Oak Park’s former village manager, Tom Barwin, will not receive a pension for his time serving as the village’s top administrative official, according to an April 30 court ruling by Judge Mary M. Rowland.
“The terms of Barwin’s employment agreement are unambiguous and did not require Oak Park to authorize the purchase of pension credits,” Rowland wrote in the summary judgment.
Citing breach of contract, Barwin attempted to sue the village of Oak Park for refusing to allow him to purchase out-of-state pension credits following his compulsory resignation in 2012. The case against the village was filed two years after on Aug. 6, 2014.
“Additionally, after Mr. Barwin’s forced resignation, the village refused to allow Mr. Barwin to purchase reciprocal out-of-state pension credits, despite the fact that the village had assured him it would do so,” Barwin’s original filing argued.

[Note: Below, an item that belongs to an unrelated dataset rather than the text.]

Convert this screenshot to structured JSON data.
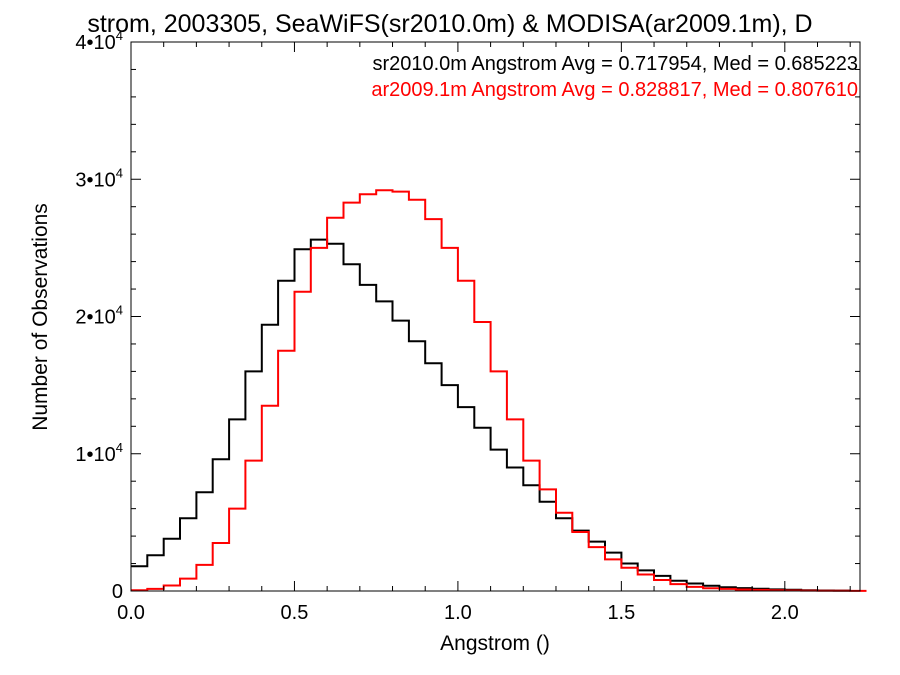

Following the judgment, Barwin told Wednesday Journal in an email that he planned to appeal, stating that the village was denying him his retirement despite his service to Oak Park.

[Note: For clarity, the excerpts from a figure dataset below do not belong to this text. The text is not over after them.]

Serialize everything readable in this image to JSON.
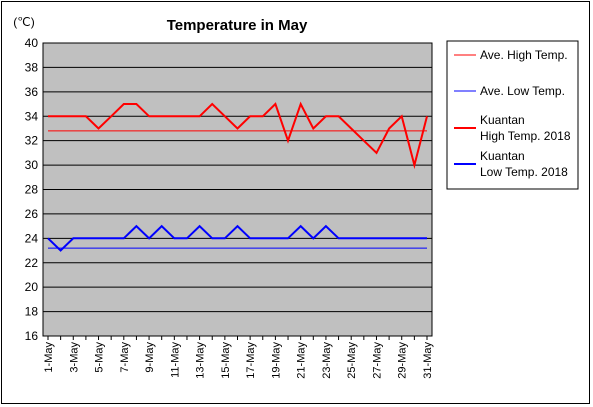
{
  "chart_data": {
    "type": "line",
    "title": "Temperature in May",
    "unit_label": "(℃)",
    "ylim": [
      16,
      40
    ],
    "y_ticks": [
      "40",
      "38",
      "36",
      "34",
      "32",
      "30",
      "28",
      "26",
      "24",
      "22",
      "20",
      "18",
      "16"
    ],
    "x_tick_labels": [
      "1-May",
      "3-May",
      "5-May",
      "7-May",
      "9-May",
      "11-May",
      "13-May",
      "15-May",
      "17-May",
      "19-May",
      "21-May",
      "23-May",
      "25-May",
      "27-May",
      "29-May",
      "31-May"
    ],
    "days": [
      1,
      2,
      3,
      4,
      5,
      6,
      7,
      8,
      9,
      10,
      11,
      12,
      13,
      14,
      15,
      16,
      17,
      18,
      19,
      20,
      21,
      22,
      23,
      24,
      25,
      26,
      27,
      28,
      29,
      30,
      31
    ],
    "grid": true,
    "legend_position": "right",
    "plot_background": "#c0c0c0",
    "series": [
      {
        "name": "Ave. High Temp.",
        "color": "#ff0000",
        "style": "thin",
        "values": [
          32.8,
          32.8,
          32.8,
          32.8,
          32.8,
          32.8,
          32.8,
          32.8,
          32.8,
          32.8,
          32.8,
          32.8,
          32.8,
          32.8,
          32.8,
          32.8,
          32.8,
          32.8,
          32.8,
          32.8,
          32.8,
          32.8,
          32.8,
          32.8,
          32.8,
          32.8,
          32.8,
          32.8,
          32.8,
          32.8,
          32.8
        ]
      },
      {
        "name": "Ave. Low Temp.",
        "color": "#0000ff",
        "style": "thin",
        "values": [
          23.2,
          23.2,
          23.2,
          23.2,
          23.2,
          23.2,
          23.2,
          23.2,
          23.2,
          23.2,
          23.2,
          23.2,
          23.2,
          23.2,
          23.2,
          23.2,
          23.2,
          23.2,
          23.2,
          23.2,
          23.2,
          23.2,
          23.2,
          23.2,
          23.2,
          23.2,
          23.2,
          23.2,
          23.2,
          23.2,
          23.2
        ]
      },
      {
        "name": "Kuantan High Temp. 2018",
        "name_lines": [
          "Kuantan",
          "High Temp. 2018"
        ],
        "color": "#ff0000",
        "style": "thick",
        "values": [
          34,
          34,
          34,
          34,
          33,
          34,
          35,
          35,
          34,
          34,
          34,
          34,
          34,
          35,
          34,
          33,
          34,
          34,
          35,
          32,
          35,
          33,
          34,
          34,
          33,
          32,
          31,
          33,
          34,
          30,
          34
        ]
      },
      {
        "name": "Kuantan Low Temp. 2018",
        "name_lines": [
          "Kuantan",
          "Low Temp. 2018"
        ],
        "color": "#0000ff",
        "style": "thick",
        "values": [
          24,
          23,
          24,
          24,
          24,
          24,
          24,
          25,
          24,
          25,
          24,
          24,
          25,
          24,
          24,
          25,
          24,
          24,
          24,
          24,
          25,
          24,
          25,
          24,
          24,
          24,
          24,
          24,
          24,
          24,
          24
        ]
      }
    ]
  }
}
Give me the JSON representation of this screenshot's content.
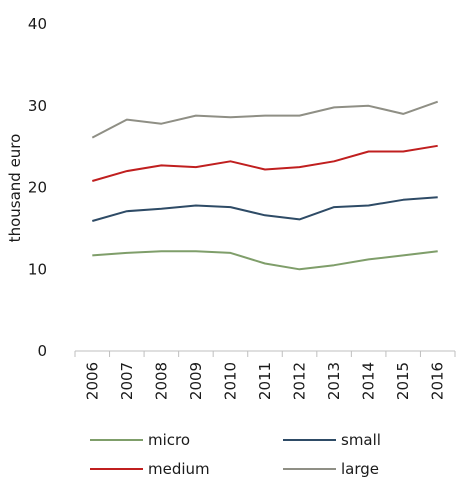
{
  "chart_data": {
    "type": "line",
    "title": "",
    "xlabel": "",
    "ylabel": "thousand euro",
    "ylim": [
      0,
      40
    ],
    "yticks": [
      0,
      10,
      20,
      30,
      40
    ],
    "grid": false,
    "legend_position": "bottom",
    "x": [
      "2006",
      "2007",
      "2008",
      "2009",
      "2010",
      "2011",
      "2012",
      "2013",
      "2014",
      "2015",
      "2016"
    ],
    "series": [
      {
        "name": "micro",
        "color": "#7f9e6a",
        "values": [
          11.7,
          12.0,
          12.2,
          12.2,
          12.0,
          10.7,
          10.0,
          10.5,
          11.2,
          11.7,
          12.2
        ]
      },
      {
        "name": "small",
        "color": "#2e4b66",
        "values": [
          15.9,
          17.1,
          17.4,
          17.8,
          17.6,
          16.6,
          16.1,
          17.6,
          17.8,
          18.5,
          18.8
        ]
      },
      {
        "name": "medium",
        "color": "#c01f1f",
        "values": [
          20.8,
          22.0,
          22.7,
          22.5,
          23.2,
          22.2,
          22.5,
          23.2,
          24.4,
          24.4,
          25.1
        ]
      },
      {
        "name": "large",
        "color": "#8f8f85",
        "values": [
          26.1,
          28.3,
          27.8,
          28.8,
          28.6,
          28.8,
          28.8,
          29.8,
          30.0,
          29.0,
          30.5
        ]
      }
    ]
  }
}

“As someone who has worked to be fair to all employees over four decades of public service, we will continue to seek justice in my case,” Barwin wrote in the email.
Unless an employee purchases out-of-state pension credits, the Illinois Municipal Retirement Fund pensions require eight years of employment. Barwin had worked just over five years with the village at the time of his resignation, during which was under the leadership of then-president David Pope.
Barwin was given the option of resigning or being fired during a private meeting with Pope and then-trustee Colette Lueck, according to his original filing. If he resigned, Barwin would receive a board-directed severance package.
“Any manager works at the pleasure of the board,” Lueck told Wednesday Journal. “His contract was up, and I think the consensus of the board was that he wasn’t the right fit for the moment.”
When he agreed to resign, his case argued that Pope had given Barwin verbal assurance to allow purchase of pension credits. Wednesday Journal has reached out to Pope for comment.
In his email to Wednesday Journal, Barwin wrote that he believed that the private meeting when he tendered his resignation was in violation of multiple statutes, including the Open Meetings Act, village code and the Illinois Public Records Act.
Barwin also shared that he believed he was forced to resign to keep from speaking out against a board member’s illicit spending to fund an unnecessary project.
“I believe at least one key elected official who guided the effort was concerned that I would publicly reveal he authorized an expenditure of over $25,000 for a pet project, which was a violation of the village code, and eventually paid after my departure,” Barwin wrote. “He did not want a potential political foe to be aware of this.”
Only five employees, including Barwin’s predecessor, had been permitted by the village of Oak Park to purchase the credits, according to Rowland’s summary judgment. Barwin contended that this supported his breach of contract claim.
“Despite the fact that the last village manager was authorized to purchase pension credits and Oak Park has apparently never denied such a request before Barwin’s, the Court cannot find that this is ‘customary’ or ‘usual’ enough to constitute a ‘practice,’” Rowland wrote in the summary judgment.
It had been 11 years since an employee had asked for authorization to purchase pension credits at the time of Barwin’s request.
Barwin went on to serve as city manager in Sarasota, Florida, after leaving Oak Park. The Sarasota Herald-Tribune reported that he was slated to retire from the role on Dec. 31 of last year.
He told Wednesday Journal that he hoped an appeal would bring “justice” to his case.
“Of all the places I have or could have served, with its history of defending and advancing fairness and equity, Oak Park was the last place I thought a board would act in such an unethical and, as we have learned, an illegal and certainly unfair manner.”